Curiosamente, para surpresa de alguns, lá fora, no "estrangeiro", o quadro não é muito diferente: pensa-se igualmente que a grama do vizinho é sempre a mais verde. O que todos os artistas buscam, em realidade,é de um lugar ao sol, de reconhecimento, mesmo que de modo desajeitado e errante, o que não deixa de ser um perigo. A busca mal entendida de sucesso pode confundir a legítima missão de ser músico com um desejo desenfreado de visibilidade, de sucesso, de sentir-se prestigiado e querido: uma espécie de carência afetiva artística, mixada com fama, glamour e desejo de poder. Nesta hipnose, as regras pouco claras deste jogo desdobram-se em um mar comportamental sem margens: músicos convidados em regime troca-troca (eu te convido para você me convidar), vínculos comerciais com managers e agências que vinculam convites a uma panelinha, artistas mais ou menos conscientes de seu despreparo que ocupam posições de chefia por laços de amizade (nada contra a amizade quando há competência). Confunde-se arte com exibicionismo. E a cultura se transforma em negócio.

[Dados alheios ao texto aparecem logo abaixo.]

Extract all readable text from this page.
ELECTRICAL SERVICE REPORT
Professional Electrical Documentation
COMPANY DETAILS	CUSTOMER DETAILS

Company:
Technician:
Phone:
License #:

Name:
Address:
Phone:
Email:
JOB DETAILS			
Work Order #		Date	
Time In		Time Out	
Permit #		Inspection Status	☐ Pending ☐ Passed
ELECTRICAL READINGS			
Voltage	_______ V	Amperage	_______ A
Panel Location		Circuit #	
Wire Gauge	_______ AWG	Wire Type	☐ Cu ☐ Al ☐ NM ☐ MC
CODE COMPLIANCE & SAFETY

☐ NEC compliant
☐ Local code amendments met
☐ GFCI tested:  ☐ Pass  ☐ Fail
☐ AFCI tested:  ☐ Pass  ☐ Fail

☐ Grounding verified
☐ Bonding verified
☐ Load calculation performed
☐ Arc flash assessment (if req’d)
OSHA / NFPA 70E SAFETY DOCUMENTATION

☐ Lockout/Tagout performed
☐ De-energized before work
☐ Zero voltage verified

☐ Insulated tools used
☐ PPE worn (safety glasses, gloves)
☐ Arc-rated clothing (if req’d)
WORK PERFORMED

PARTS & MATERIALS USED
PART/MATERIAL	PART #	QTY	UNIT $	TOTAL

Insisto: há muita gente, muito boa, no mercado. Talentos não noticiados pela grande mídia mas que causam furor por onde passam neste mundo afora. O pianista Eduardo Monteiro, carioca da gema, é um deles. O respeitado, atuante e impecável spalla do Theatro Municipal de São Paulo, Pablo de León, que acaba de retornar dos USA como professor do Jasha Heifetz Symposium é outro (faz poucos dias apresentou-se no Royal Albert Hall, em Londres, sob a batuta de Valery Gergiev). O respeitado pianista Arnaldo Cohen, exímio, encontra mais espaço fora do que dentro. Hoje, Sonia Racy relembra-nos outro nome: Flavio Varani (leia aqui). E tantos outros que, impossível citar o nome de todos, acabam não ganhando a merecida e real visibilidade, talvez por não jogarem o jogo da ambição, por estarem mais focados no que realmente interessa: sua arte. Chamou a atenção o fato de que a 16° edição do célebre Concurso Chopin, realizado em Varsóvia, não deu seu primeiro lugar ao pianista russo revelação do momento Daniil Trifonov. Ele ficou em terceiro lugar. Pedigree na música é importante, mas não necessário. O necessário é ter qualidade.
Ouve-se, com certa frequência, a frase: "Quem é esse "cara" que vai se apresentar? Ele não é conhecido...". Pois bem, vá e o conheça. A única forma de conhecimento é ir em direção ao desconhecido. Uma experiência existencial renovadora. Figuras carimbadas dos chamados "queridinhos" coloca em detrimento novos valores musicais, oferecendo-se ao grande público eventos que, menos pelo interesse artístico, movem-se pela segurança da bilheteria. Óbvio que não existe agenda ou espaço para que todos sejam chamados sempre e a todo momento. Mas a dança das cadeiras bem que podia ser um pouco mais democrática.